I have not read all 90+ posts on this thread but here's my view on your question:

Like it or not, our rights are defined by the limits of the law as passed by Congress and interpreted by the judiciary. For details, see The Constitution (e.g., Bill of Rights). Unfortunately, our founding fathers failed to include fishing among our inalienable rights (what were they thinking!!??). So, it doesn't quite rank up there with freedom of speech, religion, press, assembly, redress of grievances, etc. So we are stuck with what we have.

But that doesn’t mean our personal views should reflect contemporary legal interpretation (or reality for that matter). For example, surely the right to gather sustenance is within our rights as a people to survive.
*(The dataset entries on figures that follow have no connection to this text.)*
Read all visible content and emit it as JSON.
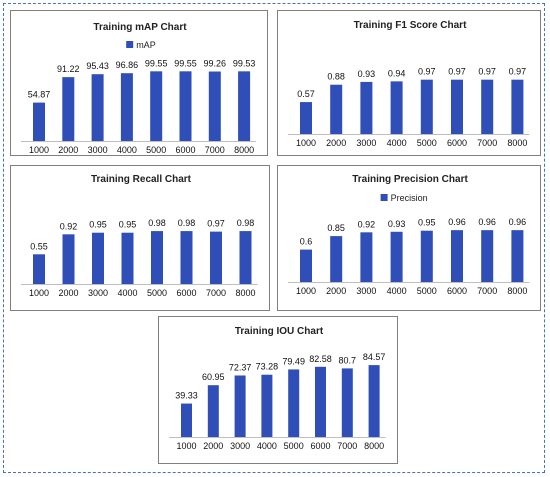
{
  "chart_data": [
    {
      "type": "bar",
      "title": "Training mAP Chart",
      "legend": "mAP",
      "legend_position": "top",
      "categories": [
        "1000",
        "2000",
        "3000",
        "4000",
        "5000",
        "6000",
        "7000",
        "8000"
      ],
      "series": [
        {
          "name": "mAP",
          "values": [
            54.87,
            91.22,
            95.43,
            96.86,
            99.55,
            99.55,
            99.26,
            99.53
          ]
        }
      ],
      "value_labels": [
        "54.87",
        "91.22",
        "95.43",
        "96.86",
        "99.55",
        "99.55",
        "99.26",
        "99.53"
      ],
      "ylim": [
        0,
        100
      ],
      "color": "#2f4eb8"
    },
    {
      "type": "bar",
      "title": "Training F1 Score Chart",
      "categories": [
        "1000",
        "2000",
        "3000",
        "4000",
        "5000",
        "6000",
        "7000",
        "8000"
      ],
      "series": [
        {
          "values": [
            0.57,
            0.88,
            0.93,
            0.94,
            0.97,
            0.97,
            0.97,
            0.97
          ]
        }
      ],
      "value_labels": [
        "0.57",
        "0.88",
        "0.93",
        "0.94",
        "0.97",
        "0.97",
        "0.97",
        "0.97"
      ],
      "ylim": [
        0,
        1
      ],
      "color": "#2f4eb8"
    },
    {
      "type": "bar",
      "title": "Training Recall Chart",
      "categories": [
        "1000",
        "2000",
        "3000",
        "4000",
        "5000",
        "6000",
        "7000",
        "8000"
      ],
      "series": [
        {
          "values": [
            0.55,
            0.92,
            0.95,
            0.95,
            0.98,
            0.98,
            0.97,
            0.98
          ]
        }
      ],
      "value_labels": [
        "0.55",
        "0.92",
        "0.95",
        "0.95",
        "0.98",
        "0.98",
        "0.97",
        "0.98"
      ],
      "ylim": [
        0,
        1
      ],
      "color": "#2f4eb8"
    },
    {
      "type": "bar",
      "title": "Training Precision Chart",
      "legend": "Precision",
      "legend_position": "top",
      "categories": [
        "1000",
        "2000",
        "3000",
        "4000",
        "5000",
        "6000",
        "7000",
        "8000"
      ],
      "series": [
        {
          "name": "Precision",
          "values": [
            0.6,
            0.85,
            0.92,
            0.93,
            0.95,
            0.96,
            0.96,
            0.96
          ]
        }
      ],
      "value_labels": [
        "0.6",
        "0.85",
        "0.92",
        "0.93",
        "0.95",
        "0.96",
        "0.96",
        "0.96"
      ],
      "ylim": [
        0,
        1
      ],
      "color": "#2f4eb8"
    },
    {
      "type": "bar",
      "title": "Training IOU Chart",
      "categories": [
        "1000",
        "2000",
        "3000",
        "4000",
        "5000",
        "6000",
        "7000",
        "8000"
      ],
      "series": [
        {
          "values": [
            39.33,
            60.95,
            72.37,
            73.28,
            79.49,
            82.58,
            80.7,
            84.57
          ]
        }
      ],
      "value_labels": [
        "39.33",
        "60.95",
        "72.37",
        "73.28",
        "79.49",
        "82.58",
        "80.7",
        "84.57"
      ],
      "ylim": [
        0,
        100
      ],
      "color": "#2f4eb8"
    }
  ]
}
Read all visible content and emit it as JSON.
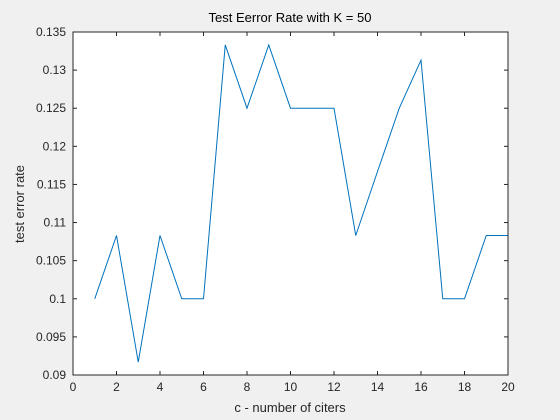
{
  "chart_data": {
    "type": "line",
    "title": "Test Eerror Rate with K = 50",
    "xlabel": "c - number of citers",
    "ylabel": "test error rate",
    "xlim": [
      0,
      20
    ],
    "ylim": [
      0.09,
      0.135
    ],
    "xticks": [
      0,
      2,
      4,
      6,
      8,
      10,
      12,
      14,
      16,
      18,
      20
    ],
    "yticks": [
      0.09,
      0.095,
      0.1,
      0.105,
      0.11,
      0.115,
      0.12,
      0.125,
      0.13,
      0.135
    ],
    "xtick_labels": [
      "0",
      "2",
      "4",
      "6",
      "8",
      "10",
      "12",
      "14",
      "16",
      "18",
      "20"
    ],
    "ytick_labels": [
      "0.09",
      "0.095",
      "0.1",
      "0.105",
      "0.11",
      "0.115",
      "0.12",
      "0.125",
      "0.13",
      "0.135"
    ],
    "grid": false,
    "series": [
      {
        "color": "#0072bd",
        "x": [
          1,
          2,
          3,
          4,
          5,
          6,
          7,
          8,
          9,
          10,
          11,
          12,
          13,
          14,
          15,
          16,
          17,
          18,
          19,
          20
        ],
        "y": [
          0.1,
          0.1083,
          0.0917,
          0.1083,
          0.1,
          0.1,
          0.1333,
          0.125,
          0.1333,
          0.125,
          0.125,
          0.125,
          0.1083,
          0.1167,
          0.125,
          0.1313,
          0.1,
          0.1,
          0.1083,
          0.1083
        ]
      }
    ]
  }
}
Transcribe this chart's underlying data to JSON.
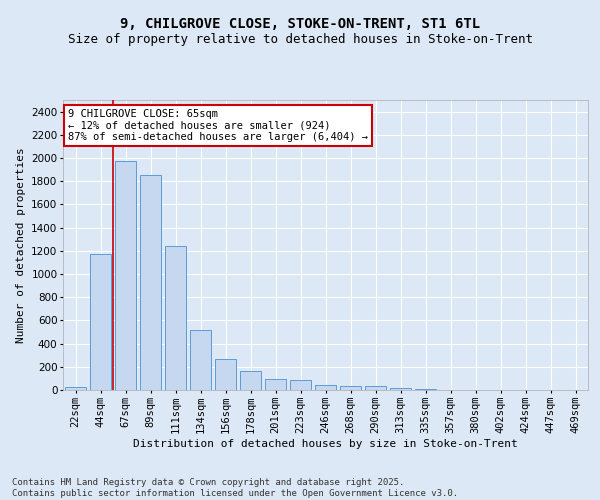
{
  "title1": "9, CHILGROVE CLOSE, STOKE-ON-TRENT, ST1 6TL",
  "title2": "Size of property relative to detached houses in Stoke-on-Trent",
  "xlabel": "Distribution of detached houses by size in Stoke-on-Trent",
  "ylabel": "Number of detached properties",
  "categories": [
    "22sqm",
    "44sqm",
    "67sqm",
    "89sqm",
    "111sqm",
    "134sqm",
    "156sqm",
    "178sqm",
    "201sqm",
    "223sqm",
    "246sqm",
    "268sqm",
    "290sqm",
    "313sqm",
    "335sqm",
    "357sqm",
    "380sqm",
    "402sqm",
    "424sqm",
    "447sqm",
    "469sqm"
  ],
  "values": [
    22,
    1175,
    1975,
    1850,
    1245,
    515,
    270,
    160,
    95,
    90,
    45,
    38,
    32,
    15,
    5,
    3,
    2,
    1,
    1,
    1,
    0
  ],
  "bar_color": "#c5d8f0",
  "bar_edge_color": "#5b9bd5",
  "annotation_text": "9 CHILGROVE CLOSE: 65sqm\n← 12% of detached houses are smaller (924)\n87% of semi-detached houses are larger (6,404) →",
  "annotation_box_color": "#ffffff",
  "annotation_box_edge": "#cc0000",
  "vline_color": "#cc0000",
  "vline_x": 1.5,
  "ylim": [
    0,
    2500
  ],
  "yticks": [
    0,
    200,
    400,
    600,
    800,
    1000,
    1200,
    1400,
    1600,
    1800,
    2000,
    2200,
    2400
  ],
  "background_color": "#dce8f5",
  "plot_bg_color": "#dce8f5",
  "footer_text": "Contains HM Land Registry data © Crown copyright and database right 2025.\nContains public sector information licensed under the Open Government Licence v3.0.",
  "title_fontsize": 10,
  "subtitle_fontsize": 9,
  "axis_label_fontsize": 8,
  "tick_fontsize": 7.5
}
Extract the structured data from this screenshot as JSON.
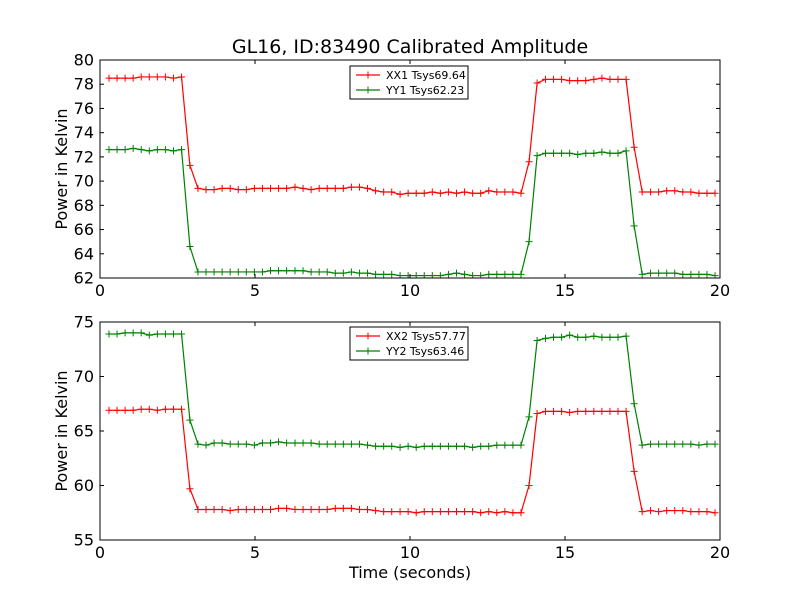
{
  "title": "GL16, ID:83490 Calibrated Amplitude",
  "chart_data": [
    {
      "type": "line",
      "xlabel": "",
      "ylabel": "Power in Kelvin",
      "xlim": [
        0,
        20
      ],
      "ylim": [
        62,
        80
      ],
      "xticks": [
        "0",
        "5",
        "10",
        "15",
        "20"
      ],
      "yticks": [
        "62",
        "64",
        "66",
        "68",
        "70",
        "72",
        "74",
        "76",
        "78",
        "80"
      ],
      "xtick_values": [
        0,
        5,
        10,
        15,
        20
      ],
      "ytick_values": [
        62,
        64,
        66,
        68,
        70,
        72,
        74,
        76,
        78,
        80
      ],
      "legend": "upper center",
      "series": [
        {
          "name": "XX1 Tsys69.64",
          "color": "#ff0000",
          "x": [
            0.29,
            0.55,
            0.81,
            1.07,
            1.33,
            1.59,
            1.85,
            2.11,
            2.37,
            2.63,
            2.9,
            3.16,
            3.42,
            3.68,
            3.94,
            4.2,
            4.46,
            4.72,
            4.98,
            5.24,
            5.5,
            5.76,
            6.02,
            6.29,
            6.55,
            6.81,
            7.07,
            7.33,
            7.59,
            7.85,
            8.11,
            8.37,
            8.63,
            8.89,
            9.15,
            9.41,
            9.68,
            9.94,
            10.2,
            10.46,
            10.72,
            10.98,
            11.24,
            11.5,
            11.76,
            12.02,
            12.28,
            12.54,
            12.8,
            13.06,
            13.32,
            13.58,
            13.84,
            14.1,
            14.37,
            14.63,
            14.89,
            15.15,
            15.41,
            15.67,
            15.93,
            16.19,
            16.45,
            16.71,
            16.97,
            17.23,
            17.49,
            17.76,
            18.02,
            18.28,
            18.54,
            18.8,
            19.06,
            19.32,
            19.58,
            19.84
          ],
          "y": [
            78.5,
            78.5,
            78.5,
            78.5,
            78.6,
            78.6,
            78.6,
            78.6,
            78.5,
            78.6,
            71.3,
            69.4,
            69.3,
            69.3,
            69.4,
            69.4,
            69.3,
            69.3,
            69.4,
            69.4,
            69.4,
            69.4,
            69.4,
            69.5,
            69.4,
            69.3,
            69.4,
            69.4,
            69.4,
            69.4,
            69.5,
            69.5,
            69.4,
            69.2,
            69.1,
            69.1,
            68.9,
            69.0,
            69.0,
            69.0,
            69.1,
            69.0,
            69.1,
            69.0,
            69.1,
            69.0,
            69.0,
            69.2,
            69.1,
            69.1,
            69.1,
            69.0,
            71.6,
            78.1,
            78.4,
            78.4,
            78.4,
            78.3,
            78.3,
            78.3,
            78.4,
            78.5,
            78.4,
            78.4,
            78.4,
            72.8,
            69.1,
            69.1,
            69.1,
            69.2,
            69.2,
            69.1,
            69.1,
            69.0,
            69.0,
            69.0
          ]
        },
        {
          "name": "YY1 Tsys62.23",
          "color": "#008000",
          "x": [
            0.29,
            0.55,
            0.81,
            1.07,
            1.33,
            1.59,
            1.85,
            2.11,
            2.37,
            2.63,
            2.9,
            3.16,
            3.42,
            3.68,
            3.94,
            4.2,
            4.46,
            4.72,
            4.98,
            5.24,
            5.5,
            5.76,
            6.02,
            6.29,
            6.55,
            6.81,
            7.07,
            7.33,
            7.59,
            7.85,
            8.11,
            8.37,
            8.63,
            8.89,
            9.15,
            9.41,
            9.68,
            9.94,
            10.2,
            10.46,
            10.72,
            10.98,
            11.24,
            11.5,
            11.76,
            12.02,
            12.28,
            12.54,
            12.8,
            13.06,
            13.32,
            13.58,
            13.84,
            14.1,
            14.37,
            14.63,
            14.89,
            15.15,
            15.41,
            15.67,
            15.93,
            16.19,
            16.45,
            16.71,
            16.97,
            17.23,
            17.49,
            17.76,
            18.02,
            18.28,
            18.54,
            18.8,
            19.06,
            19.32,
            19.58,
            19.84
          ],
          "y": [
            72.6,
            72.6,
            72.6,
            72.7,
            72.6,
            72.5,
            72.6,
            72.6,
            72.5,
            72.6,
            64.6,
            62.5,
            62.5,
            62.5,
            62.5,
            62.5,
            62.5,
            62.5,
            62.5,
            62.5,
            62.6,
            62.6,
            62.6,
            62.6,
            62.6,
            62.5,
            62.5,
            62.5,
            62.4,
            62.4,
            62.5,
            62.4,
            62.4,
            62.3,
            62.3,
            62.3,
            62.2,
            62.2,
            62.2,
            62.2,
            62.2,
            62.2,
            62.3,
            62.4,
            62.3,
            62.2,
            62.2,
            62.3,
            62.3,
            62.3,
            62.3,
            62.3,
            65.0,
            72.1,
            72.3,
            72.3,
            72.3,
            72.3,
            72.2,
            72.3,
            72.3,
            72.4,
            72.3,
            72.3,
            72.5,
            66.3,
            62.3,
            62.4,
            62.4,
            62.4,
            62.4,
            62.3,
            62.3,
            62.3,
            62.3,
            62.2
          ]
        }
      ]
    },
    {
      "type": "line",
      "xlabel": "Time (seconds)",
      "ylabel": "Power in Kelvin",
      "xlim": [
        0,
        20
      ],
      "ylim": [
        55,
        75
      ],
      "xticks": [
        "0",
        "5",
        "10",
        "15",
        "20"
      ],
      "yticks": [
        "55",
        "60",
        "65",
        "70",
        "75"
      ],
      "xtick_values": [
        0,
        5,
        10,
        15,
        20
      ],
      "ytick_values": [
        55,
        60,
        65,
        70,
        75
      ],
      "legend": "upper center",
      "series": [
        {
          "name": "XX2 Tsys57.77",
          "color": "#ff0000",
          "x": [
            0.29,
            0.55,
            0.81,
            1.07,
            1.33,
            1.59,
            1.85,
            2.11,
            2.37,
            2.63,
            2.9,
            3.16,
            3.42,
            3.68,
            3.94,
            4.2,
            4.46,
            4.72,
            4.98,
            5.24,
            5.5,
            5.76,
            6.02,
            6.29,
            6.55,
            6.81,
            7.07,
            7.33,
            7.59,
            7.85,
            8.11,
            8.37,
            8.63,
            8.89,
            9.15,
            9.41,
            9.68,
            9.94,
            10.2,
            10.46,
            10.72,
            10.98,
            11.24,
            11.5,
            11.76,
            12.02,
            12.28,
            12.54,
            12.8,
            13.06,
            13.32,
            13.58,
            13.84,
            14.1,
            14.37,
            14.63,
            14.89,
            15.15,
            15.41,
            15.67,
            15.93,
            16.19,
            16.45,
            16.71,
            16.97,
            17.23,
            17.49,
            17.76,
            18.02,
            18.28,
            18.54,
            18.8,
            19.06,
            19.32,
            19.58,
            19.84
          ],
          "y": [
            66.9,
            66.9,
            66.9,
            66.9,
            67.0,
            67.0,
            66.9,
            67.0,
            67.0,
            67.0,
            59.7,
            57.8,
            57.8,
            57.8,
            57.8,
            57.7,
            57.8,
            57.8,
            57.8,
            57.8,
            57.8,
            57.9,
            57.9,
            57.8,
            57.8,
            57.8,
            57.8,
            57.8,
            57.9,
            57.9,
            57.9,
            57.8,
            57.8,
            57.7,
            57.6,
            57.6,
            57.6,
            57.6,
            57.5,
            57.6,
            57.6,
            57.6,
            57.6,
            57.6,
            57.6,
            57.6,
            57.5,
            57.6,
            57.5,
            57.6,
            57.5,
            57.5,
            60.0,
            66.6,
            66.8,
            66.8,
            66.8,
            66.7,
            66.8,
            66.8,
            66.8,
            66.8,
            66.8,
            66.8,
            66.8,
            61.3,
            57.6,
            57.7,
            57.6,
            57.7,
            57.7,
            57.7,
            57.6,
            57.6,
            57.6,
            57.5
          ]
        },
        {
          "name": "YY2 Tsys63.46",
          "color": "#008000",
          "x": [
            0.29,
            0.55,
            0.81,
            1.07,
            1.33,
            1.59,
            1.85,
            2.11,
            2.37,
            2.63,
            2.9,
            3.16,
            3.42,
            3.68,
            3.94,
            4.2,
            4.46,
            4.72,
            4.98,
            5.24,
            5.5,
            5.76,
            6.02,
            6.29,
            6.55,
            6.81,
            7.07,
            7.33,
            7.59,
            7.85,
            8.11,
            8.37,
            8.63,
            8.89,
            9.15,
            9.41,
            9.68,
            9.94,
            10.2,
            10.46,
            10.72,
            10.98,
            11.24,
            11.5,
            11.76,
            12.02,
            12.28,
            12.54,
            12.8,
            13.06,
            13.32,
            13.58,
            13.84,
            14.1,
            14.37,
            14.63,
            14.89,
            15.15,
            15.41,
            15.67,
            15.93,
            16.19,
            16.45,
            16.71,
            16.97,
            17.23,
            17.49,
            17.76,
            18.02,
            18.28,
            18.54,
            18.8,
            19.06,
            19.32,
            19.58,
            19.84
          ],
          "y": [
            73.9,
            73.9,
            74.0,
            74.0,
            74.0,
            73.8,
            73.9,
            73.9,
            73.9,
            73.9,
            66.0,
            63.8,
            63.7,
            63.9,
            63.9,
            63.8,
            63.8,
            63.8,
            63.7,
            63.9,
            63.9,
            64.0,
            63.9,
            63.9,
            63.9,
            63.9,
            63.8,
            63.8,
            63.8,
            63.8,
            63.8,
            63.8,
            63.7,
            63.6,
            63.6,
            63.6,
            63.5,
            63.6,
            63.5,
            63.6,
            63.6,
            63.6,
            63.6,
            63.6,
            63.6,
            63.5,
            63.6,
            63.6,
            63.7,
            63.7,
            63.7,
            63.7,
            66.3,
            73.3,
            73.5,
            73.6,
            73.6,
            73.8,
            73.6,
            73.6,
            73.7,
            73.6,
            73.6,
            73.6,
            73.7,
            67.5,
            63.7,
            63.8,
            63.8,
            63.8,
            63.8,
            63.8,
            63.8,
            63.7,
            63.8,
            63.8
          ]
        }
      ]
    }
  ]
}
As a matter of survival, fishing should be considered a necessity. It is in rural Alaska - up there subsistence fishing is a right for everyone living in rural areas. So if it’s good in some places, why not everywhere? Well, perhaps it is. The right to fish is not limited. Anyone can get a fishing license at any time. That’s all you need (legally) to go fishing. But here’s where reality sets in. Fish are public resources. They are not private. If you want to retain public resources (your fish) for personal consumption, that’s a privilege, not a right. The public must always retain the authority to limit how, when, where, and how much of it’s resources can be used for private gain (e.g., your dinner). This is no different than logging on public land, irrigation water withdrawals, mining, cattle grazing, etc. So, in other words, fishing should be a God-given right that cannot be taken away. But the authority to retain any fish is, and must remain, a privilege that is subject to appropriate regulation.

With some trepidation I will add the following: The right of the Indian Tribes to hunt and fish in their usual and accustomed places is outlined in Federal law (treaties) and is no less binding than the Constitution. The treaties between the Federal government and the various Indian nations that were written and signed before the States were in existence have clearly stated rights, not privileges. But there is also another critical distinction. These hunting and fishing rights pre-date the treaties. That is, the treaties do not provide these hunting and fishing rights to the Tribes. These hunting/fishing rights have existed since time immemorial and the treaties state that by signing these treaties, the Tribes are not giving up these rights. That remains the case to this day.

But for the rest of us, both fishing and the retention of fish is a privilege (as a matter of law). I’m not sure I would want it any other way. We all need to share both the act of fishing (Blue Creek notwithstanding) and the retention of the catch. I understand and respect the Tribal treaties and how they are interpreted, but I’m not sure that would lead to a better system of fishery regulation if they were applied to everyone. In fact, it would likely be worse. Can you imagine if anyone and everyone could use a gillnet to retain their seasonal punch card limit of salmon/steelhead? Scary indeed.